Forrester has identified three ways that AI misalignment may harm your customers and your business:

  • Outer misalignment. This happens when data scientists specify a proxy because they lack a discrete variable that perfectly represents a model’s objective. The distance between the proxy variable and the business objective results in misalignment and can cause real harm.
  • Inner misalignment. This happens when subgoals that an AI system learns during its training diverge from the overall intended goal of the system.
  • User misalignment. This occurs when bad actors deliberately pull an AI system out of alignment with its goals or objectives.

All three types of misalignment can fundamentally jeopardize confidence in AI and widen the AI trust gap. To keep that from happening, organizations must proactively align AI and focus on key stakeholders.

A New Approach: Align By Design

Our research uncovered an uncomfortable reality that misalignment is inevitable. Fortunately, catastrophe is avoidable with the “align by design” approach. It’s time for organizations to take AI alignment seriously, right from the beginning of AI development and not after an “oops” moment when things go awry. We define align by design as:

A proactive approach to developing AI systems that meet intended business goals while adhering to company values, standards, and guidelines across the AI development lifecycle.

Aligning by design requires effort across all three sides of the golden triangle — people, technology, and processes:

  • People: Organizational alignment enables AI alignment. Misalignment is not just an AI problem; it is also an organizational problem that plagues companies today, as disparate lines of business possess myriad incentives and optimize for divergent KPIs. Companies (and, especially, technology teams) must align internally on objectives, standards, principles, and values to ensure AI alignment.
  • Technology: Balance helpfulness and harmlessness with alignment techniques. Overloading models with guardrails and tuning can diminish their effectiveness, while insufficient alignment may lead to harmful outputs or unintended actions.

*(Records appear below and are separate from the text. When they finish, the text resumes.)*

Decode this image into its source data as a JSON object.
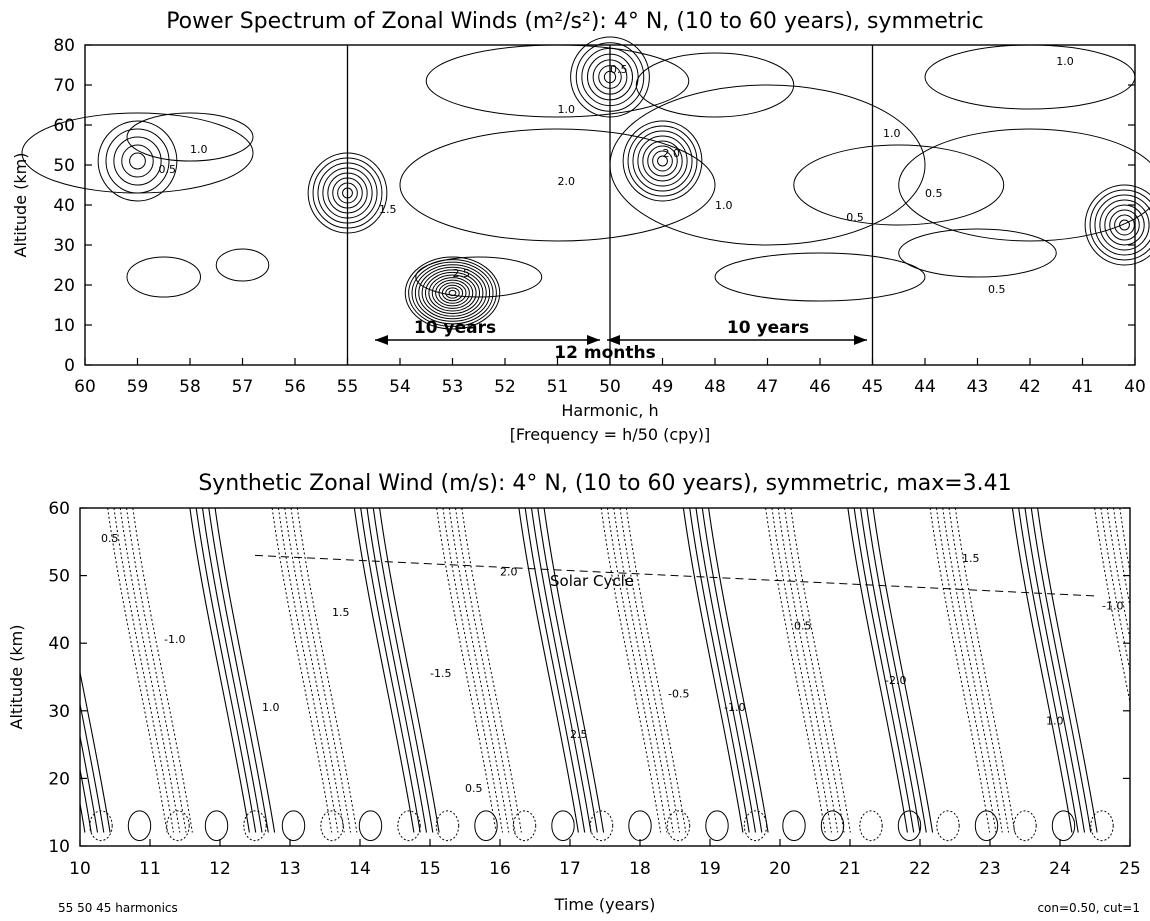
{
  "chart_data": [
    {
      "type": "contour",
      "title": "Power Spectrum of Zonal Winds (m²/s²): 4° N, (10 to 60 years), symmetric",
      "xlabel": "Harmonic, h",
      "xlabel2": "[Frequency = h/50 (cpy)]",
      "ylabel": "Altitude (km)",
      "xlim": [
        60,
        40
      ],
      "ylim": [
        0,
        80
      ],
      "x_ticks": [
        60,
        59,
        58,
        57,
        56,
        55,
        54,
        53,
        52,
        51,
        50,
        49,
        48,
        47,
        46,
        45,
        44,
        43,
        42,
        41,
        40
      ],
      "y_ticks": [
        0,
        10,
        20,
        30,
        40,
        50,
        60,
        70,
        80
      ],
      "vertical_lines": [
        55,
        50,
        45
      ],
      "annotations": {
        "ten_years_left": "10 years",
        "twelve_months": "12 months",
        "ten_years_right": "10 years"
      },
      "contour_labels": [
        "0.5",
        "1.0",
        "1.5",
        "2.0",
        "2.5",
        "3.0"
      ],
      "peaks": [
        {
          "h": 53,
          "alt": 18,
          "value": 3.0
        },
        {
          "h": 55,
          "alt": 43,
          "value": 3.0
        },
        {
          "h": 50,
          "alt": 72,
          "value": 2.5
        },
        {
          "h": 49,
          "alt": 51,
          "value": 3.0
        },
        {
          "h": 59,
          "alt": 51,
          "value": 1.5
        },
        {
          "h": 40.2,
          "alt": 35,
          "value": 3.0
        }
      ]
    },
    {
      "type": "contour",
      "title": "Synthetic Zonal Wind (m/s): 4° N, (10 to 60 years), symmetric, max=3.41",
      "xlabel": "Time (years)",
      "ylabel": "Altitude (km)",
      "xlim": [
        10,
        25
      ],
      "ylim": [
        10,
        60
      ],
      "x_ticks": [
        10,
        11,
        12,
        13,
        14,
        15,
        16,
        17,
        18,
        19,
        20,
        21,
        22,
        23,
        24,
        25
      ],
      "y_ticks": [
        10,
        20,
        30,
        40,
        50,
        60
      ],
      "max": 3.41,
      "annotation": "Solar Cycle",
      "contour_labels": [
        "0.5",
        "1.0",
        "1.5",
        "2.0",
        "2.5",
        "-0.5",
        "-1.0",
        "-1.5",
        "-2.0"
      ],
      "footer_left": "55 50 45 harmonics",
      "footer_right": "con=0.50, cut=1"
    }
  ]
}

Achieve the right balance by leveraging an assortment of alignment techniques such as fine-tuning, prompt enrichment, and controlled generation to ensure that systems achieve intended (and not objectionable) objectives.
  • Processes: Plan for remediation. Despite best efforts, AI misalignment is an inevitability. Companies therefore need to be prepared to respond to unintended outcomes and to mitigate their negative impact. Have a remediation plan in place on day zero.

At a time when organizations are looking more closely at AI investments, an align by design approach to the development and deployment of AI can ensure that companies’ AI investments meet their intended objectives while adhering to organizational policies and principles.